1948, USA
This is neither a horror film nor an exploitation film, but it is essential viewing for anyone interested in the subject of mental health on film.
One of the prototypical and taboo-breaking ‘madwoman’ films, Anatole Litvak’s adaptation of the Mary Jane Ward novel stars Olivia de Havilland in an Oscar-nominated turn as Virginia Cunningham, a woman in an asylum who has no recollection as to how or why she got there.
Clearly lost and disoriented, she tries to keep it together, while her interior monologue betrays her suspicion about the staff and other patients.
As her husband and the sympathetic Dr. Kik try to figure out what triggered her psychosis, she is forced to undergo electroshock treatment and is moved through different wards filled with a diverse slate of crazies, shriekers, cacklers, speed-talkers and zombies.
De Havilland purportedly threw herself into the role, visiting many such institutions and even sharing in dinners and social functions as part of her intensive research.
While far from a glamorous take on life inside an asylum – de Havilland looks convincingly greasy throughout – it does make an effort to humanize the patients, the most poignant example being the co-ed dance where a fellow inmate (played by Jan Clayton) performs a tear jerking rendition of ‘Going Home’ (from Dvorak’s New World Symphony) and the entire populace stops in their tracks to sing along.
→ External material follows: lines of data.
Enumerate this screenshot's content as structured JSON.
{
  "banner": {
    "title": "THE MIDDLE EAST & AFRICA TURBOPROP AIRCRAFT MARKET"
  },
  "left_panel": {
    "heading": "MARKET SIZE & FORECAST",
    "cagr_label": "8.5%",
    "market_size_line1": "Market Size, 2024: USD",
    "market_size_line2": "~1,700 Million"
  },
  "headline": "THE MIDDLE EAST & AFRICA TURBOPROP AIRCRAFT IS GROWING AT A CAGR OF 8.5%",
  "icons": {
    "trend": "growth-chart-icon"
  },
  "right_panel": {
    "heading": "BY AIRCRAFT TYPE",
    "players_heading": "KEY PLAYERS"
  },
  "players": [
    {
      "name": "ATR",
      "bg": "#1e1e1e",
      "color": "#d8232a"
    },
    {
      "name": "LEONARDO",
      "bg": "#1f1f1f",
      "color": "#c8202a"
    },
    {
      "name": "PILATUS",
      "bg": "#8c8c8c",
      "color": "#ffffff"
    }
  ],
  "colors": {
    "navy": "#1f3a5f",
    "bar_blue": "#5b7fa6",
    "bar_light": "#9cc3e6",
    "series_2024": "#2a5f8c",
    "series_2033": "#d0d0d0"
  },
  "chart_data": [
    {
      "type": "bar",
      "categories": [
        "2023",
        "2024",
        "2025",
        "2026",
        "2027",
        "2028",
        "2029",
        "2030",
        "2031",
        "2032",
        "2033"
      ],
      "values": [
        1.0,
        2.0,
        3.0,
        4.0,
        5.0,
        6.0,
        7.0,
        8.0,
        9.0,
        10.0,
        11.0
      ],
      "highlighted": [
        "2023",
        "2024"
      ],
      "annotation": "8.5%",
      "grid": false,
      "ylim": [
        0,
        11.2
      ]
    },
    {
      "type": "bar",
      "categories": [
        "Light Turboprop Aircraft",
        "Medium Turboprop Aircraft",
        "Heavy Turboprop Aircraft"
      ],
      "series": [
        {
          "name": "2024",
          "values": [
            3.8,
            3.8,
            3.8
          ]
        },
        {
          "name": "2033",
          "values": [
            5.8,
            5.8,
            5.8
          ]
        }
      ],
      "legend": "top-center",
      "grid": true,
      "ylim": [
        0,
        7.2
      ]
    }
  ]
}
Various forms of therapy reveal that de Havilland’s character feels responsible for the deaths of both her father and her first boyfriend, who was essentially a substitute for her father.
An early example of Freudian theory at work on film, Dr. Kik concedes that Virginia identifies most men with her father, and relives the trauma of his death whenever she gets too close to anyone.
This tidy Freudian resolution might seem trite now, but it was a powerful example of early pop-psychology given the film’s massive exposure, and helped usher in legislation in many states that saw improvec living conditions in mental hospitals nationwide.